Ondertussen zijn afgesplitste leden van de PvdO weer een andere ouderenpartij begonnen onder de naam SAMEN. De ervaring met drie ouderenpartijen is negatief: in 2014 deden in Rotterdam drie ouderenpartijen mee en haalde geen van hen een zetel. Als er één gezamenlijke ouderenpartij was geweest, was dat wel gelukt. De PvdO zit nu in het defensief, want 50PLUS lijkt een beter merk te zijn, maar de vraag is of dat genoeg is voor een zetel. De kans is aanwezig dat zowel Will van Soest als Ellen Schutten niet in de raad komen.
Samenwerken is slimmer dan individueel proberen een zetel te halen, zeker als je kansen gering zijn. De ouderen begrijpen dat niet, de Piratenpartij begrijpt dat niet en de ChristenUnie en SGP ook niet. De enige uitzondering op dit patroon vinden we bij de Amsterdamse Woon- en Erfpachtpartij. Die partij heeft moeite om bekend te worden en in aanmerking te komen voor een zetel. Logisch dus dat men zich bij een partij aansloot die die potentie wel heeft: het CDA. Maar zelfs dit is een brak verhaal.
Het idee van deze constructie is dat het CDA kan profiteren van de onrust over de nieuwe Amsterdamse erfpachtregeling en dat dat winst kan opleveren. Met de AWEP in de eigen gelederen zijn er meer mensen die voor het CDA campagne kunnen voeren. Maar of AWEP-lijsttrekker Jacques Klok met deze constructie de gemeenteraad haalt is dubieus, want hij staat op plek twee. Het CDA heeft een minimale kans op twee zetels. Wel vergrootte ze haar kansen op één zetel door een concurrent uit te schakelen. De AWEP wil niet toegeven dat ze in die val is getrapt.

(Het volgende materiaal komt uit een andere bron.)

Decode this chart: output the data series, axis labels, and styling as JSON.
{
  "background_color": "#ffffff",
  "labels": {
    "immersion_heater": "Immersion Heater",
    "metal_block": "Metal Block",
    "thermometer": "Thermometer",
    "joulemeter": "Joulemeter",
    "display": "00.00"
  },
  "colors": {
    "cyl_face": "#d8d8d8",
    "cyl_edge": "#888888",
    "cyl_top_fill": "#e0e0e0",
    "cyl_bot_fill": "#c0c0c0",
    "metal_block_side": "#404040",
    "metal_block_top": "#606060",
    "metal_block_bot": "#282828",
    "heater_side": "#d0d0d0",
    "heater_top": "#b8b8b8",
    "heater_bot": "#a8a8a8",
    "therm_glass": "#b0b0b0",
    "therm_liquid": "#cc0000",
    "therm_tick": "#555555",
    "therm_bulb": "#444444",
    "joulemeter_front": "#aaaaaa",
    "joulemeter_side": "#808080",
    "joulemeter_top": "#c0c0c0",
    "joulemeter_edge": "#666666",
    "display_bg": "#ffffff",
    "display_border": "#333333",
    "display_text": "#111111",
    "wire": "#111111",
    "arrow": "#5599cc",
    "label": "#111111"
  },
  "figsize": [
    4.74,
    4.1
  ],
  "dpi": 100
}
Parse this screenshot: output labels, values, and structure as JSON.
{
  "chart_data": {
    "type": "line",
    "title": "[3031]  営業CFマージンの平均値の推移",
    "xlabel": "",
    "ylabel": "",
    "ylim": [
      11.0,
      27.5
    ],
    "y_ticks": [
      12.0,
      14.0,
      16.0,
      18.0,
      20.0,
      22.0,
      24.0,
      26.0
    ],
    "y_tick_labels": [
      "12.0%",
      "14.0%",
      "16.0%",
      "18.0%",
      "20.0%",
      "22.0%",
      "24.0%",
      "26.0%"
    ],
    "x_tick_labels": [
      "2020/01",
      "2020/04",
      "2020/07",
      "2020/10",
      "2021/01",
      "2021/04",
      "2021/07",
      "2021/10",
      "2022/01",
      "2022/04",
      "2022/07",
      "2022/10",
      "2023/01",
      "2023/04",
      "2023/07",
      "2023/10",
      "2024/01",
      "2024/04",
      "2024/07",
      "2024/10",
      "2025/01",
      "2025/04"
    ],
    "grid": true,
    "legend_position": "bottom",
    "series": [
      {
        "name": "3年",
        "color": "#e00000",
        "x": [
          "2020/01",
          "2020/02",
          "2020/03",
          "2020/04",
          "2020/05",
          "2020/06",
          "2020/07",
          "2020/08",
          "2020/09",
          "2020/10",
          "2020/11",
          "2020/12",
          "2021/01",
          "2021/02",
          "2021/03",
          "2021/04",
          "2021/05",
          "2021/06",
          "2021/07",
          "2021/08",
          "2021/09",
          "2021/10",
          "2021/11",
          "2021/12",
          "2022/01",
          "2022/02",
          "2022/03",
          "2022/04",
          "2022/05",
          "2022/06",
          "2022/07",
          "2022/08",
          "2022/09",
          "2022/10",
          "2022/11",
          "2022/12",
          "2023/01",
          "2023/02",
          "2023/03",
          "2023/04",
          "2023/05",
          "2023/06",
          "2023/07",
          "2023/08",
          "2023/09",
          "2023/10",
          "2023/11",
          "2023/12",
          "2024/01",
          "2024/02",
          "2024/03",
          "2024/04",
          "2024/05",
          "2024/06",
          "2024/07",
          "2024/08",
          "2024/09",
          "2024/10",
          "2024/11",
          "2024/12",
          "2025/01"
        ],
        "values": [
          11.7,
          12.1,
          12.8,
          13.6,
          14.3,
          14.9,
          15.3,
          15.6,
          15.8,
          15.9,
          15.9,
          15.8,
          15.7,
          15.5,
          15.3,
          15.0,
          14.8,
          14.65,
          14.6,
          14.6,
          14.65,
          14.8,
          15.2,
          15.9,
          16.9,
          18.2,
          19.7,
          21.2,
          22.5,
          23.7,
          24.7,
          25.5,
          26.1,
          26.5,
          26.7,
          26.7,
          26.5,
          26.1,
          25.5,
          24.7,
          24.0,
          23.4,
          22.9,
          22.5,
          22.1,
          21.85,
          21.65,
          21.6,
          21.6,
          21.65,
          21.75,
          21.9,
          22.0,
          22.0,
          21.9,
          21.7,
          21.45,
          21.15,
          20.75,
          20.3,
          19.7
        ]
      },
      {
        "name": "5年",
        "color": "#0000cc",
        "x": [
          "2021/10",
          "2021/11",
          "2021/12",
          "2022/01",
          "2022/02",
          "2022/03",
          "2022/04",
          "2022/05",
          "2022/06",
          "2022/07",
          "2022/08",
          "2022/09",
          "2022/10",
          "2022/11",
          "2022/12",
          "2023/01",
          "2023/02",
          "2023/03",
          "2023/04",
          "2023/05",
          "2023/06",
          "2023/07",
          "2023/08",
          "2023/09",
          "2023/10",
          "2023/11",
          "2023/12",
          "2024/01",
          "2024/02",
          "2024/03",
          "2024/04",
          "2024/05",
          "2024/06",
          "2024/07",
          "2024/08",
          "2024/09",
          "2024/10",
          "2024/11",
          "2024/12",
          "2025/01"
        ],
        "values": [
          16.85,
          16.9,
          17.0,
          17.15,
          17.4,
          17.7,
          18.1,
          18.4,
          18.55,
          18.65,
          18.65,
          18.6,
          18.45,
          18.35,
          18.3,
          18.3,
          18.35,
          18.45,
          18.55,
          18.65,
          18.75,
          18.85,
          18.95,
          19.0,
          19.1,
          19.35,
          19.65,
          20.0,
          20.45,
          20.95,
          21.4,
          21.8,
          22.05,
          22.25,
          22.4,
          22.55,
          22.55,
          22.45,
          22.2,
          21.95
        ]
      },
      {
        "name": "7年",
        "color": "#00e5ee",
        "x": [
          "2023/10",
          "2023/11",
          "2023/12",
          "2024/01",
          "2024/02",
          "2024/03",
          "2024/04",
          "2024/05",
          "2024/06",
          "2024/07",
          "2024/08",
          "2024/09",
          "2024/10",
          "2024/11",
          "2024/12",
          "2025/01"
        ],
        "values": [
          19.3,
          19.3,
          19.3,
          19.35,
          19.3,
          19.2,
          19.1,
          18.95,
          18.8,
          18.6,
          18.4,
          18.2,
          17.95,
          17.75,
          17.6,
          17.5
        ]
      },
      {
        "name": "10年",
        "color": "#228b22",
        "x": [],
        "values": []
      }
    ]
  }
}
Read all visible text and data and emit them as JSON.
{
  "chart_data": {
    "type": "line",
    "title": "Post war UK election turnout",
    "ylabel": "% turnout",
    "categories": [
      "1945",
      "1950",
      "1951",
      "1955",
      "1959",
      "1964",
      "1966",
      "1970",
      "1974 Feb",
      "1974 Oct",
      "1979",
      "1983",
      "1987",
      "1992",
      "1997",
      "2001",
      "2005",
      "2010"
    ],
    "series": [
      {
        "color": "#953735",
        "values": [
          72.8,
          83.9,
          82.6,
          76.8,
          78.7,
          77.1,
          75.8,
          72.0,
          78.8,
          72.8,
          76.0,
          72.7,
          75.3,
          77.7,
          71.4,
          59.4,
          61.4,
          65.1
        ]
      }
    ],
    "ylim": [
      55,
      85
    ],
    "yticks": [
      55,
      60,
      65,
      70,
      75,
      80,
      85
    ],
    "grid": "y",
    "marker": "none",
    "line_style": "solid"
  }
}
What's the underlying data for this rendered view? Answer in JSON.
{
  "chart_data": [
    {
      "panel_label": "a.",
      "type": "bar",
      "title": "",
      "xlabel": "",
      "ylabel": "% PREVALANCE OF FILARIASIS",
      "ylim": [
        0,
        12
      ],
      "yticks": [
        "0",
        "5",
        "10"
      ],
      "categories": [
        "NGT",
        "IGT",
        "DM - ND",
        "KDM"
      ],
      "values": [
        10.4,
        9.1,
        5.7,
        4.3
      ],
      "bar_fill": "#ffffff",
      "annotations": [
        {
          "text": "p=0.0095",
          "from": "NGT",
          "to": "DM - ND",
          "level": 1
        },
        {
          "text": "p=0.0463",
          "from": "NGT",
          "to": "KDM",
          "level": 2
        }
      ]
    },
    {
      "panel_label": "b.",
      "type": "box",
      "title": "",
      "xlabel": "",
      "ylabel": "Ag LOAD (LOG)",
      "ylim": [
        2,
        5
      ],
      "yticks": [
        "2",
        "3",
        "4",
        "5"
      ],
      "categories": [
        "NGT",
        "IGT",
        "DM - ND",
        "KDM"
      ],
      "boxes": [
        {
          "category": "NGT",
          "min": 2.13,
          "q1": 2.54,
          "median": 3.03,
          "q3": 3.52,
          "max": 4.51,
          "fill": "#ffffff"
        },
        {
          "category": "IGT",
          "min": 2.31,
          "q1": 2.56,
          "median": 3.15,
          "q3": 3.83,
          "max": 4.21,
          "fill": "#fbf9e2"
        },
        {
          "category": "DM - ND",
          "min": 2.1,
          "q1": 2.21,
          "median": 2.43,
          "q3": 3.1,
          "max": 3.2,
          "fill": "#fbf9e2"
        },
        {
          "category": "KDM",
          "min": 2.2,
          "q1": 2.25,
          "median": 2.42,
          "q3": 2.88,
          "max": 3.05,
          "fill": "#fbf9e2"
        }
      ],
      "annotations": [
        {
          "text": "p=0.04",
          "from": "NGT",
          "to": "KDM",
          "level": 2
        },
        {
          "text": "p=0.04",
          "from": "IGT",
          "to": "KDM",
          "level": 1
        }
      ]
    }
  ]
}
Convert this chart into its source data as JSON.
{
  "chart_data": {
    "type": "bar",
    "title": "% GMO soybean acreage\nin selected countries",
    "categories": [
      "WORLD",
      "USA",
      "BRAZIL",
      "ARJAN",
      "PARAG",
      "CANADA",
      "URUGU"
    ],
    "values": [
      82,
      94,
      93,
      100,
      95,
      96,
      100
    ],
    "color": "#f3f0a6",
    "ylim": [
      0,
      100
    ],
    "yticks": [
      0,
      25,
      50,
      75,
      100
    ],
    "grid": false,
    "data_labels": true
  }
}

Er is eigenlijk maar één partij die deelneemt aan de Amsterdamse raadsverkiezingen die kan bogen op een eigen programma wat onderscheidend is ten opzichte van alle andere nieuwe partijen. Het is de partij die ook de meeste publiciteit binnenhaalt: FvD heeft andere ideeën dan de rest over bijvoorbeeld de opvang van asielzoekers, erfpacht, radicalisering en de algehele staat van het Amsterdamse gemeentebestuur. FvD heeft de meeste kritiek gekregen van alle nieuwkomers, of kreeg misschien wel als enige kritiek. De rest was te onzichtbaar.
FvD heeft wat de rest van de nieuwkomers niet heeft: niet alleen een bekende lijsttrekker, maar ook een onderscheidend programma wat verder gaat dan wat accentverschillen ten opzichte van wat bestaande partijen allang aanboden. Op FvD is veel kritiek mogelijk, maar een aanvulling is de club van Annabel Nanninga zeker wel.
Misschien kunnen alle nieuwe partijen voordat ze zich voor de verkiezingen aanmelden eens nadenken of ze ook echt een eigen profiel hebben? Het lijkt vooralsnog geen slechte strategie.